The sun warmed my hands on a visit during a crisp day last November. The sky was a canvas of blue and white; leaves radiated red, yellow, orange and green. Like theater spotlights, bursts of sunshine illuminated fall in its most colorful moment, sharing a stage with some of Japan’s most acclaimed attractions.
One of the most photographed of these is Shin-kyo Bridge. This “sacred bridge,” with its characteristic vermillion hue, elegantly spans the Daiya River, and marks the gateway to Nikko’s shrines and temples. But it wasn’t always wooden. Legend has it that snakes divinely appeared here to enable priest Shodo Shonin, founder of Buddhism in Nikko, to cross the river. Snakes, in fact, would justify Shin-kyo’s billing as “one of the three most unusual bridges in Japan.” Forego the admission fee, but snap an obligatory photo from the shoulder of the nearby highway.
Rinno-ji Temple first greets visitors walking north from Shin-kyo. The salient Three Buddha Hall is Nikko’s largest building, housing—yes—three gilded wooden Buddha statues. A separate fee allows access into the temple’s treasure house and Japanese garden. Leaving Rinno-ji through the west gate, a wide path leads to Tosho-gu. On the way, a five-story pagoda pierces the canopy of cedars. Zodiac images adorn this colorful 36-meter-high structure, which was presciently engineered in 1819 to withstand earthquakes.
A stone torii leads to the lavish precincts of Tosho-gu. With more than a dozen buildings drawing on Shinto, Buddhist and Chinese designs, the mausoleum is monumental in size but meticulous in detail. Be prepared to spend time in line admiring the fine woodcarvings, including Nikko’s most beloved: the monkeys above the Sacred Stables. These wise primates depict the “hear no evil, speak no evil, see no evil” moral tenet of Tendai Buddhism familiar to Japanese of all ages.

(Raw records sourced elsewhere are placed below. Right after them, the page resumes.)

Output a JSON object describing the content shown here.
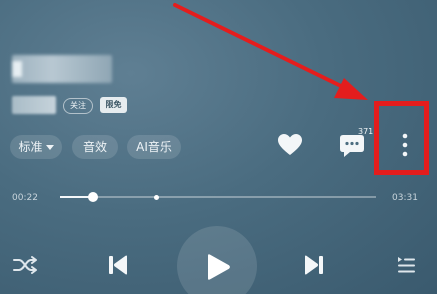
{
  "player": {
    "follow_label": "关注",
    "limited_label": "限免",
    "quality_label": "标准",
    "effect_label": "音效",
    "ai_label": "AI音乐",
    "comment_count": "371",
    "elapsed_time": "00:22",
    "total_time": "03:31",
    "progress_fraction": 0.104
  },
  "annotation": {
    "highlight_color": "#e41d1d",
    "highlight_target": "more-options"
  },
  "icons": {
    "like": "heart-icon",
    "comment": "comment-icon",
    "more": "more-vertical-icon",
    "shuffle": "shuffle-icon",
    "previous": "skip-previous-icon",
    "play": "play-icon",
    "next": "skip-next-icon",
    "playlist": "playlist-icon"
  }
}
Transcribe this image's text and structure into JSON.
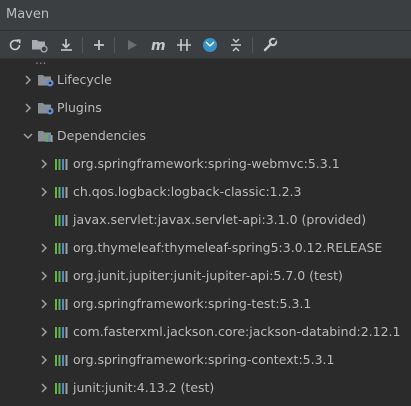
{
  "window": {
    "title": "Maven"
  },
  "toolbar": {
    "buttons": [
      {
        "name": "reload-icon"
      },
      {
        "name": "add-maven-project-icon"
      },
      {
        "name": "download-sources-icon"
      },
      {
        "name": "add-icon"
      },
      {
        "name": "run-icon"
      },
      {
        "name": "execute-maven-goal-icon"
      },
      {
        "name": "toggle-offline-icon"
      },
      {
        "name": "skip-tests-icon"
      },
      {
        "name": "collapse-all-icon"
      },
      {
        "name": "settings-icon"
      }
    ]
  },
  "tree": {
    "sections": [
      {
        "label": "Lifecycle"
      },
      {
        "label": "Plugins"
      },
      {
        "label": "Dependencies"
      }
    ],
    "dependencies": [
      {
        "label": "org.springframework:spring-webmvc:5.3.1",
        "expandable": true
      },
      {
        "label": "ch.qos.logback:logback-classic:1.2.3",
        "expandable": true
      },
      {
        "label": "javax.servlet:javax.servlet-api:3.1.0 (provided)",
        "expandable": false
      },
      {
        "label": "org.thymeleaf:thymeleaf-spring5:3.0.12.RELEASE",
        "expandable": true
      },
      {
        "label": "org.junit.jupiter:junit-jupiter-api:5.7.0 (test)",
        "expandable": true
      },
      {
        "label": "org.springframework:spring-test:5.3.1",
        "expandable": true
      },
      {
        "label": "com.fasterxml.jackson.core:jackson-databind:2.12.1",
        "expandable": true
      },
      {
        "label": "org.springframework:spring-context:5.3.1",
        "expandable": true
      },
      {
        "label": "junit:junit:4.13.2 (test)",
        "expandable": true
      }
    ]
  },
  "colors": {
    "panel_bg": "#2b2b2b",
    "toolbar_bg": "#3c3f41",
    "text": "#bbbbbb",
    "folder_icon": "#8a8f94",
    "gear_icon": "#5f8fcf",
    "lib_icon_green": "#62b543",
    "lib_icon_blue": "#4b8bc7",
    "lib_icon_gray": "#9aa0a6"
  }
}
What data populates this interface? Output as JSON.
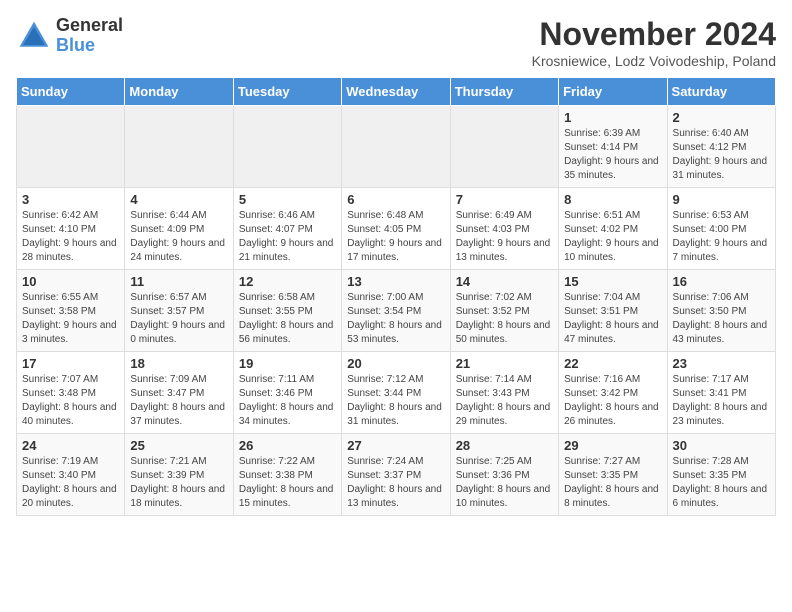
{
  "header": {
    "logo": {
      "general": "General",
      "blue": "Blue"
    },
    "title": "November 2024",
    "location": "Krosniewice, Lodz Voivodeship, Poland"
  },
  "weekdays": [
    "Sunday",
    "Monday",
    "Tuesday",
    "Wednesday",
    "Thursday",
    "Friday",
    "Saturday"
  ],
  "weeks": [
    [
      {
        "day": "",
        "info": ""
      },
      {
        "day": "",
        "info": ""
      },
      {
        "day": "",
        "info": ""
      },
      {
        "day": "",
        "info": ""
      },
      {
        "day": "",
        "info": ""
      },
      {
        "day": "1",
        "info": "Sunrise: 6:39 AM\nSunset: 4:14 PM\nDaylight: 9 hours and 35 minutes."
      },
      {
        "day": "2",
        "info": "Sunrise: 6:40 AM\nSunset: 4:12 PM\nDaylight: 9 hours and 31 minutes."
      }
    ],
    [
      {
        "day": "3",
        "info": "Sunrise: 6:42 AM\nSunset: 4:10 PM\nDaylight: 9 hours and 28 minutes."
      },
      {
        "day": "4",
        "info": "Sunrise: 6:44 AM\nSunset: 4:09 PM\nDaylight: 9 hours and 24 minutes."
      },
      {
        "day": "5",
        "info": "Sunrise: 6:46 AM\nSunset: 4:07 PM\nDaylight: 9 hours and 21 minutes."
      },
      {
        "day": "6",
        "info": "Sunrise: 6:48 AM\nSunset: 4:05 PM\nDaylight: 9 hours and 17 minutes."
      },
      {
        "day": "7",
        "info": "Sunrise: 6:49 AM\nSunset: 4:03 PM\nDaylight: 9 hours and 13 minutes."
      },
      {
        "day": "8",
        "info": "Sunrise: 6:51 AM\nSunset: 4:02 PM\nDaylight: 9 hours and 10 minutes."
      },
      {
        "day": "9",
        "info": "Sunrise: 6:53 AM\nSunset: 4:00 PM\nDaylight: 9 hours and 7 minutes."
      }
    ],
    [
      {
        "day": "10",
        "info": "Sunrise: 6:55 AM\nSunset: 3:58 PM\nDaylight: 9 hours and 3 minutes."
      },
      {
        "day": "11",
        "info": "Sunrise: 6:57 AM\nSunset: 3:57 PM\nDaylight: 9 hours and 0 minutes."
      },
      {
        "day": "12",
        "info": "Sunrise: 6:58 AM\nSunset: 3:55 PM\nDaylight: 8 hours and 56 minutes."
      },
      {
        "day": "13",
        "info": "Sunrise: 7:00 AM\nSunset: 3:54 PM\nDaylight: 8 hours and 53 minutes."
      },
      {
        "day": "14",
        "info": "Sunrise: 7:02 AM\nSunset: 3:52 PM\nDaylight: 8 hours and 50 minutes."
      },
      {
        "day": "15",
        "info": "Sunrise: 7:04 AM\nSunset: 3:51 PM\nDaylight: 8 hours and 47 minutes."
      },
      {
        "day": "16",
        "info": "Sunrise: 7:06 AM\nSunset: 3:50 PM\nDaylight: 8 hours and 43 minutes."
      }
    ],
    [
      {
        "day": "17",
        "info": "Sunrise: 7:07 AM\nSunset: 3:48 PM\nDaylight: 8 hours and 40 minutes."
      },
      {
        "day": "18",
        "info": "Sunrise: 7:09 AM\nSunset: 3:47 PM\nDaylight: 8 hours and 37 minutes."
      },
      {
        "day": "19",
        "info": "Sunrise: 7:11 AM\nSunset: 3:46 PM\nDaylight: 8 hours and 34 minutes."
      },
      {
        "day": "20",
        "info": "Sunrise: 7:12 AM\nSunset: 3:44 PM\nDaylight: 8 hours and 31 minutes."
      },
      {
        "day": "21",
        "info": "Sunrise: 7:14 AM\nSunset: 3:43 PM\nDaylight: 8 hours and 29 minutes."
      },
      {
        "day": "22",
        "info": "Sunrise: 7:16 AM\nSunset: 3:42 PM\nDaylight: 8 hours and 26 minutes."
      },
      {
        "day": "23",
        "info": "Sunrise: 7:17 AM\nSunset: 3:41 PM\nDaylight: 8 hours and 23 minutes."
      }
    ],
    [
      {
        "day": "24",
        "info": "Sunrise: 7:19 AM\nSunset: 3:40 PM\nDaylight: 8 hours and 20 minutes."
      },
      {
        "day": "25",
        "info": "Sunrise: 7:21 AM\nSunset: 3:39 PM\nDaylight: 8 hours and 18 minutes."
      },
      {
        "day": "26",
        "info": "Sunrise: 7:22 AM\nSunset: 3:38 PM\nDaylight: 8 hours and 15 minutes."
      },
      {
        "day": "27",
        "info": "Sunrise: 7:24 AM\nSunset: 3:37 PM\nDaylight: 8 hours and 13 minutes."
      },
      {
        "day": "28",
        "info": "Sunrise: 7:25 AM\nSunset: 3:36 PM\nDaylight: 8 hours and 10 minutes."
      },
      {
        "day": "29",
        "info": "Sunrise: 7:27 AM\nSunset: 3:35 PM\nDaylight: 8 hours and 8 minutes."
      },
      {
        "day": "30",
        "info": "Sunrise: 7:28 AM\nSunset: 3:35 PM\nDaylight: 8 hours and 6 minutes."
      }
    ]
  ]
}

More intricate craftsmanship is on display at Yomeimon (or Higurashinomon). The Chinese-influenced Gate of Sunlight (or Twilight) is dually named because viewers can spend all day admiring its 500 carvings of animals and spiritual creatures.

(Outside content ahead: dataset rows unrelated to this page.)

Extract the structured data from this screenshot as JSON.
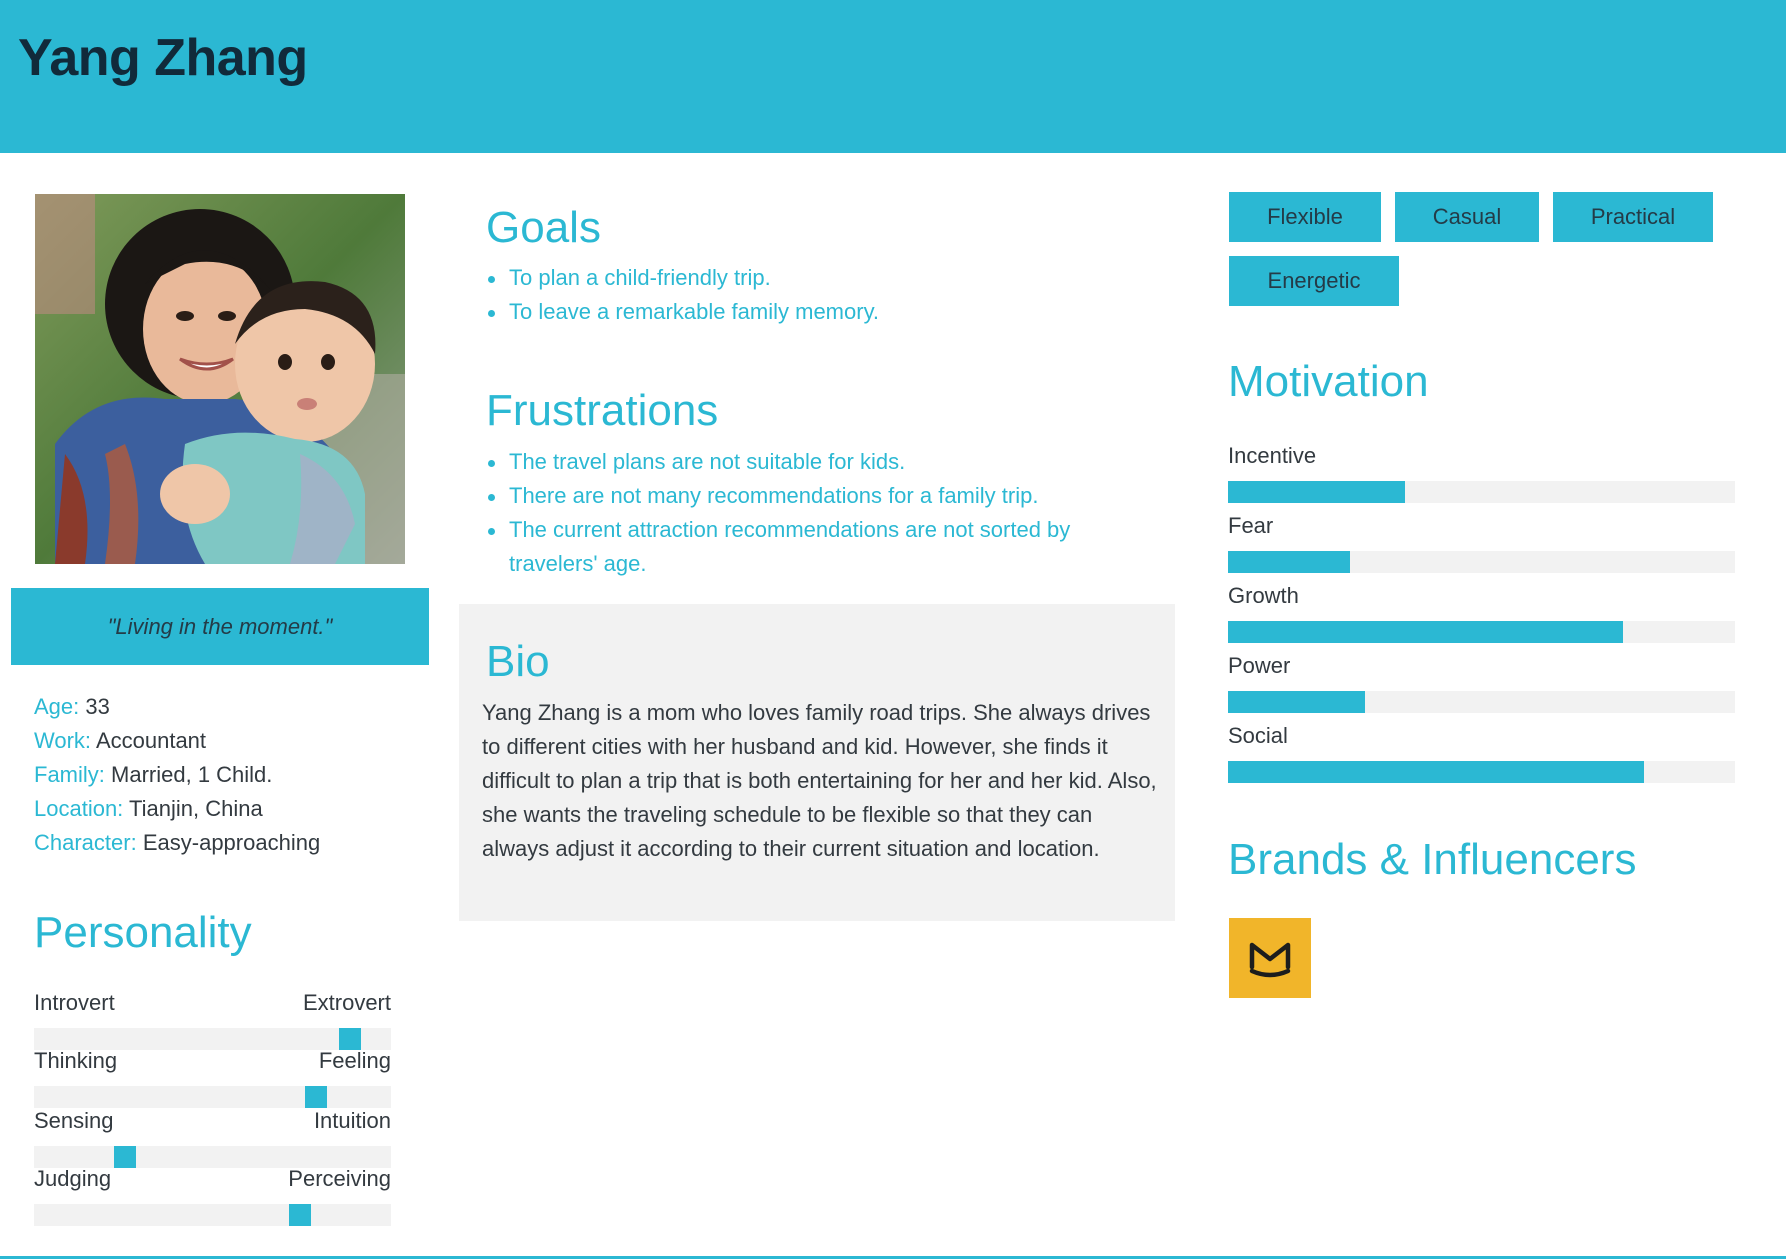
{
  "persona": {
    "name": "Yang Zhang"
  },
  "quote": "\"Living in the moment.\"",
  "facts": [
    {
      "label": "Age:",
      "value": "33"
    },
    {
      "label": "Work:",
      "value": "Accountant"
    },
    {
      "label": "Family:",
      "value": "Married, 1 Child."
    },
    {
      "label": "Location:",
      "value": "Tianjin, China"
    },
    {
      "label": "Character:",
      "value": "Easy-approaching"
    }
  ],
  "personality": {
    "title": "Personality",
    "scales": [
      {
        "left": "Introvert",
        "right": "Extrovert",
        "level": 0.91
      },
      {
        "left": "Thinking",
        "right": "Feeling",
        "level": 0.81
      },
      {
        "left": "Sensing",
        "right": "Intuition",
        "level": 0.24
      },
      {
        "left": "Judging",
        "right": "Perceiving",
        "level": 0.76
      }
    ]
  },
  "goals": {
    "title": "Goals",
    "items": [
      "To plan a child-friendly trip.",
      "To leave a remarkable family memory."
    ]
  },
  "frustrations": {
    "title": "Frustrations",
    "items": [
      "The travel plans are not suitable for kids.",
      "There are not many recommendations for a family trip.",
      "The current attraction recommendations are not sorted by travelers' age."
    ]
  },
  "bio": {
    "title": "Bio",
    "text": "Yang Zhang is a mom who loves family road trips. She always drives to different cities with her husband and kid. However, she finds it difficult to plan a trip that is both entertaining for her and her kid. Also, she wants the traveling schedule to be flexible so that they can always adjust it according to their current situation and location."
  },
  "tags": [
    "Flexible",
    "Casual",
    "Practical",
    "Energetic"
  ],
  "motivation": {
    "title": "Motivation",
    "items": [
      {
        "name": "Incentive",
        "level": 0.35
      },
      {
        "name": "Fear",
        "level": 0.24
      },
      {
        "name": "Growth",
        "level": 0.78
      },
      {
        "name": "Power",
        "level": 0.27
      },
      {
        "name": "Social",
        "level": 0.82
      }
    ]
  },
  "brands": {
    "title": "Brands & Influencers",
    "logos": [
      {
        "icon": "mafengwo-logo-icon",
        "color": "#f1b52a"
      }
    ]
  },
  "colors": {
    "accent": "#2bb8d3",
    "dark": "#112a3a",
    "track": "#f2f2f2",
    "text": "#333a40"
  }
}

Nikko’s oldest structure, Futarasan, stands west of Tosho-gu. Rebuilt in 1619, this Shinto shrine is dedicated to the area’s three holy mountains. West of Futarasan is Taiyuin-Byo. Here lies the tomb of Tokugawa Iemitsu, the third Tokugawa shogun, who commissioned Tosho-gu for his grandfather Ieyasu. Although intentionally more modest than Tosho-gu, Taiyuin-Byo is just as impressive. Towering cedars filter sunlight and shield this impeccably designed complex from too many visitors.

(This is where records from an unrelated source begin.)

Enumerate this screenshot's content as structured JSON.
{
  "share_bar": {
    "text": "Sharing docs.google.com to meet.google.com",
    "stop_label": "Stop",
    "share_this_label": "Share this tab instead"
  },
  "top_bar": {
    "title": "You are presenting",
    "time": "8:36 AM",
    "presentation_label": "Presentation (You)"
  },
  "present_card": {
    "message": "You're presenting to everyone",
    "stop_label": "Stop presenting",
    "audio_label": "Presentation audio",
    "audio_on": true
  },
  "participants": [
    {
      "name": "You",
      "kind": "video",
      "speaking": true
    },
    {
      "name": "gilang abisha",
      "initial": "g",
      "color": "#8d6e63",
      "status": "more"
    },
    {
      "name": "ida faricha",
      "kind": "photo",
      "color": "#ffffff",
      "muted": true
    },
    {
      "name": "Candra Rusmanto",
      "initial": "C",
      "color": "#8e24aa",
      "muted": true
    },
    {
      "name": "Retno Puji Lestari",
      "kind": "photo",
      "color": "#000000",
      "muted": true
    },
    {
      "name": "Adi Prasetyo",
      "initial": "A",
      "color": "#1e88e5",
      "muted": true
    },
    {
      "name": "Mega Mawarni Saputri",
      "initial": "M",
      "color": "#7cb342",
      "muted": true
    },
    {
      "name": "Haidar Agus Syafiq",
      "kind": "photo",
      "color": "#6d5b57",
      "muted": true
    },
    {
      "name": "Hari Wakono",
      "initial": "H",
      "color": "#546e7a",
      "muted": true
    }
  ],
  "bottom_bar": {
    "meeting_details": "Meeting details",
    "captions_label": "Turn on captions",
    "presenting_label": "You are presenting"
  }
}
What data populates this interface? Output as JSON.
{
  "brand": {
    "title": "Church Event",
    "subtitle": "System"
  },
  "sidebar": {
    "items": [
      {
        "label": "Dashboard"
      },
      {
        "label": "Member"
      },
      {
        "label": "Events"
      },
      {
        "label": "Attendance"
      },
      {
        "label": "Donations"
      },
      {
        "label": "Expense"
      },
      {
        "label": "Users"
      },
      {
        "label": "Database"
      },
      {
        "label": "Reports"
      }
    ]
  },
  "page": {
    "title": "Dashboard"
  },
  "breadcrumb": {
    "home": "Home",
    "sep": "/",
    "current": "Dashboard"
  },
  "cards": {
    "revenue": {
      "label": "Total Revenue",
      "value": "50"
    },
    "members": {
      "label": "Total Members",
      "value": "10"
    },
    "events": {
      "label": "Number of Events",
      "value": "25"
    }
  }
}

Wind down a day of temple-hopping with a stroll beside the small rapids of the Daiya River. A leisurely trail along the Ganman-ga-fuchi abyss leads through a stone park lined with about 70 weathered statues of Jizo, the guardian deity of children and travelers.
Those with an extra day should spend it in the nearby Lake Chuzenji, where mountains, marshes, plateaus, lakes and waterfalls reward even the casual hiker. Because of the higher elevation, the leaves change here in early- to mid-October, weeks earlier than in Nikko.
Harmony abounds in the city of sunlight. Shinto shrines and Buddhist temples coexist in a forested setting where nature reigns supreme. “Don’t say ‘magnificent’ until you’ve seen Nikko” is a Japanese expression especially apt in autumn.
Time your trip right by tracking the foliage front at www.walkerplus.com/koyo. Travelers with a tourist visa can pick up a World Heritage Pass at the Tobu Sightseeing Service Center near Asakusa station (03-3841-2871). Valid for two consecutive days, the coupon (¥3,600) includes a round-trip ticket on a rapid train (about 2hrs, 15min one-way), admission to Tosho-gu and Futarasan Shrines and Rinno-ji and Taiyuin-Byo Temples, and a bus pass from the station to the shrines. Notable October festivals include the Nikko Kekko Festival (date TBA), the autumn fireworks display (date TBA), yabusame (archery on horseback, October 16), and the annual festival at Tosho-gu Shrine with 1,000 colorfully costumed participants (October 17).